Courtesy of Mark Hanna of Market Montage
Risk markets first blush reaction to the LTRO is quite positive as their was huge demand to borrow from the ECB at 1%. Even NASDAQ is back to positive after being in the red, post Oracle blow up. Reuters expectation was 310B euros, so this figure came in at >150% over that level. Of course we do not know what this money will be used for, but as outlined last night the expectation is a good portion will be for a form of ‘backdoor QE/TARP-lite’ as an end around the treaty for the ban on ECB’s direct purchase of sovereign debt. (Did I put enough acronym’s in 1 sentence for you?) But as a speculator what the banks eventually use the money for is less important today, than the PERCEPTION of what the banks will use the money for. The meme is it’s for a massive carry trade and to stuff themselves with ever more debt (debt on top of debt solves everything after all!), at least of the short term variety. As long time readers now “perception is reality”…. until it no longer is. Frankly it seems perverse we are celebrating banks running to the ECB to borrow more….
Via Reuters:
- A total of 523 banks borrowed money at the tender with demand way above the 310 billion euros expected by traders polled by Reuters in the run-up to the operation. The banks’ lunge for funding pushed the euro to a one-week high versus the dollar and sparked a rally in stocks.
- The three-year loans are the ECB’s latest bold attempt to ease the euro zone’s troubles. It is the most the bank has ever pumped into the financial system, topping the near 450 billion it injected with its first one-year loans back in 2009.

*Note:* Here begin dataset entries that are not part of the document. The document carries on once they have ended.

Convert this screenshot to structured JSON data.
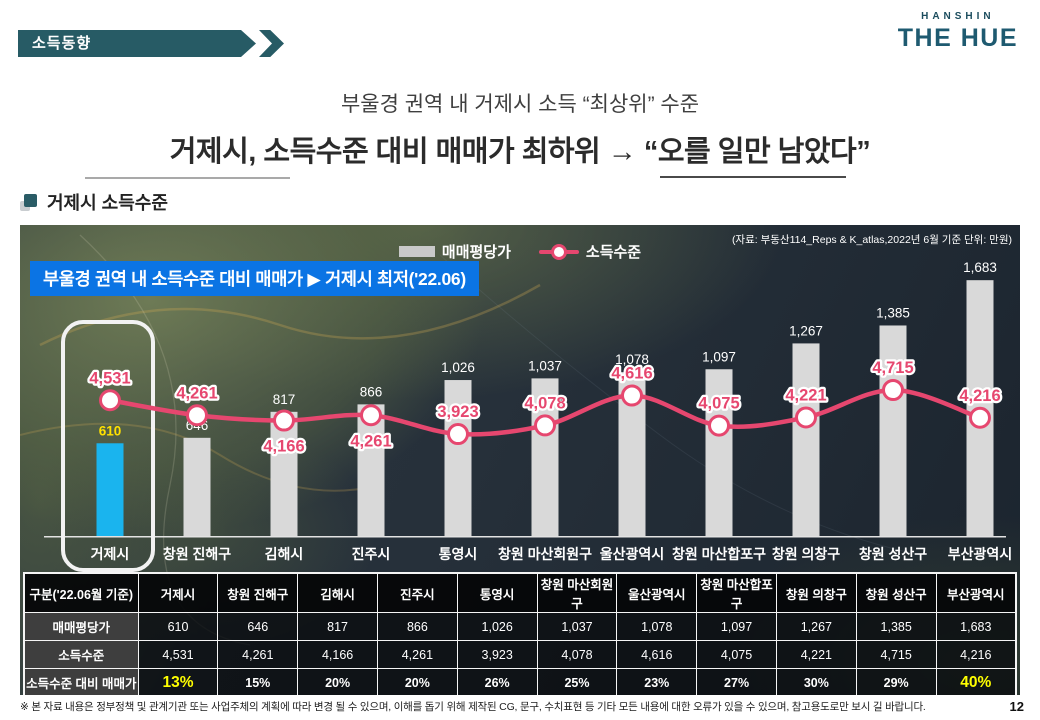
{
  "page": {
    "badge": "소득동향",
    "logo": {
      "top": "HANSHIN",
      "main": "THE HUE"
    },
    "title_sub": "부울경 권역 내 거제시 소득 “최상위” 수준",
    "title_main": "거제시, 소득수준 대비 매매가 최하위 → “오를 일만 남았다”",
    "section_title": "거제시 소득수준",
    "footer_note": "※ 본 자료 내용은 정부정책 및 관계기관 또는 사업주체의 계획에 따라 변경 될 수 있으며, 이해를 돕기 위해 제작된 CG, 문구, 수치표현 등 기타 모든 내용에 대한 오류가 있을 수 있으며, 참고용도로만 보시 길 바랍니다.",
    "page_number": "12"
  },
  "chart": {
    "banner": "부울경 권역 내 소득수준 대비 매매가 ▶ 거제시 최저('22.06)",
    "source": "(자료: 부동산114_Reps & K_atlas,2022년 6월 기준 단위: 만원)",
    "legend": [
      {
        "label": "매매평당가",
        "type": "bar"
      },
      {
        "label": "소득수준",
        "type": "line"
      }
    ]
  },
  "chart_data": {
    "type": "bar",
    "title": "거제시 소득수준",
    "unit": "만원",
    "categories": [
      "거제시",
      "창원 진해구",
      "김해시",
      "진주시",
      "통영시",
      "창원 마산회원구",
      "울산광역시",
      "창원 마산합포구",
      "창원 의창구",
      "창원 성산구",
      "부산광역시"
    ],
    "series": [
      {
        "name": "매매평당가",
        "type": "bar",
        "values": [
          610,
          646,
          817,
          866,
          1026,
          1037,
          1078,
          1097,
          1267,
          1385,
          1683
        ]
      },
      {
        "name": "소득수준",
        "type": "line",
        "values": [
          4531,
          4261,
          4166,
          4261,
          3923,
          4078,
          4616,
          4075,
          4221,
          4715,
          4216
        ],
        "label_positions": [
          "above",
          "above",
          "below",
          "below",
          "above",
          "above",
          "above",
          "above",
          "above",
          "above",
          "above"
        ]
      }
    ],
    "highlight_category": "거제시",
    "legend_position": "top",
    "grid": false
  },
  "table": {
    "corner_header": "구분('22.06월 기준)",
    "column_headers": [
      "거제시",
      "창원 진해구",
      "김해시",
      "진주시",
      "통영시",
      "창원 마산회원구",
      "울산광역시",
      "창원 마산합포구",
      "창원 의창구",
      "창원 성산구",
      "부산광역시"
    ],
    "rows": [
      {
        "label": "매매평당가",
        "values": [
          "610",
          "646",
          "817",
          "866",
          "1,026",
          "1,037",
          "1,078",
          "1,097",
          "1,267",
          "1,385",
          "1,683"
        ],
        "emphasis": false,
        "highlight": []
      },
      {
        "label": "소득수준",
        "values": [
          "4,531",
          "4,261",
          "4,166",
          "4,261",
          "3,923",
          "4,078",
          "4,616",
          "4,075",
          "4,221",
          "4,715",
          "4,216"
        ],
        "emphasis": false,
        "highlight": []
      },
      {
        "label": "소득수준 대비 매매가",
        "values": [
          "13%",
          "15%",
          "20%",
          "20%",
          "26%",
          "25%",
          "23%",
          "27%",
          "30%",
          "29%",
          "40%"
        ],
        "emphasis": true,
        "highlight": [
          0,
          10
        ]
      }
    ]
  },
  "colors": {
    "teal": "#275b65",
    "banner_blue": "#0b74e4",
    "bar_gray": "#d9d9d9",
    "bar_highlight_cyan": "#1ab4ee",
    "line_pink": "#e6476f",
    "value_yellow": "#ffe100",
    "table_highlight_yellow": "#ffff00",
    "baseline_white": "#e3e3e3"
  }
}
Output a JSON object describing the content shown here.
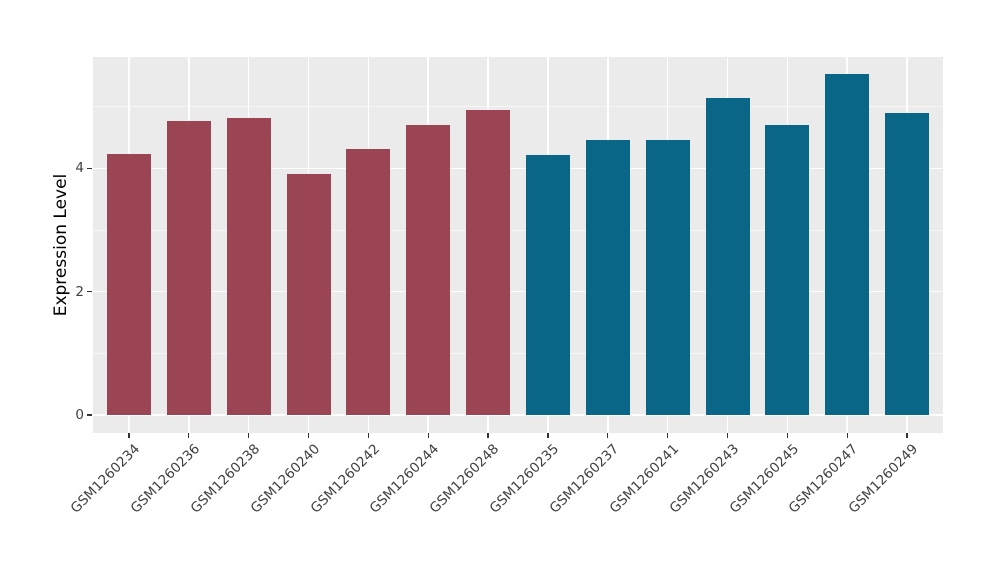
{
  "chart_data": {
    "type": "bar",
    "title": "",
    "xlabel": "",
    "ylabel": "Expression Level",
    "categories": [
      "GSM1260234",
      "GSM1260236",
      "GSM1260238",
      "GSM1260240",
      "GSM1260242",
      "GSM1260244",
      "GSM1260248",
      "GSM1260235",
      "GSM1260237",
      "GSM1260241",
      "GSM1260243",
      "GSM1260245",
      "GSM1260247",
      "GSM1260249"
    ],
    "values": [
      4.24,
      4.77,
      4.82,
      3.91,
      4.31,
      4.7,
      4.95,
      4.22,
      4.46,
      4.46,
      5.14,
      4.7,
      5.53,
      4.9
    ],
    "colors": [
      "#9B4453",
      "#9B4453",
      "#9B4453",
      "#9B4453",
      "#9B4453",
      "#9B4453",
      "#9B4453",
      "#0A6687",
      "#0A6687",
      "#0A6687",
      "#0A6687",
      "#0A6687",
      "#0A6687",
      "#0A6687"
    ],
    "yticks": [
      0,
      2,
      4
    ],
    "minor_yticks": [
      1,
      3,
      5
    ],
    "ylim": [
      0,
      5.8
    ],
    "grid": true,
    "legend_position": "none",
    "panel_background": "#EBEBEB",
    "grid_major_color": "#FFFFFF",
    "grid_minor_color": "#F6F6F6",
    "axis_text_color": "#404040",
    "tick_mark_color": "#333333"
  }
}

- Its hope is that the ultra-cheap and ultra-long funding will have a range of beneficial effects, including bolstering trust in banks, easing the threat of a credit crunch and tempting banks to buy Italian and Spanish bonds, thereby calming markets and easing the currency bloc’s sovereign debt crisis.
- “The take-up was massive … much higher than the expected 300 billion euros. Liquidity on the banking system has now increased considerably.” said Annalisa Piazza at Newedge Strategy, adding that the take-up probably came largely from banks in the euro zone’s debt-laden states.
- While an interbank lending crunch may have been avoided, it is much less certain banks will use the money to buy Italian and Spanish government debt, as French President Nicolas Sarkozy has urged, given the competing pressures on them to cut risk, rebuild capital and lend to business.
- “While this might help to address recent signs of renewed tensions in credit markets and support bank lending, we remain skeptical of the idea that the operation will ease the sovereign debt crisis too as banks use the funds to purchase large volumes of peripheral government bonds,” said Jonathan Loynes, Chief European Economist at Capital Economics.
- Rather than a simple flat rate, the 3-year funds were offered at an interest rate which will be the average of ECB’s main interest rate over the next three years. That benchmark rate is, after a rate cut earlier this month, at a record low of 1.0 percent.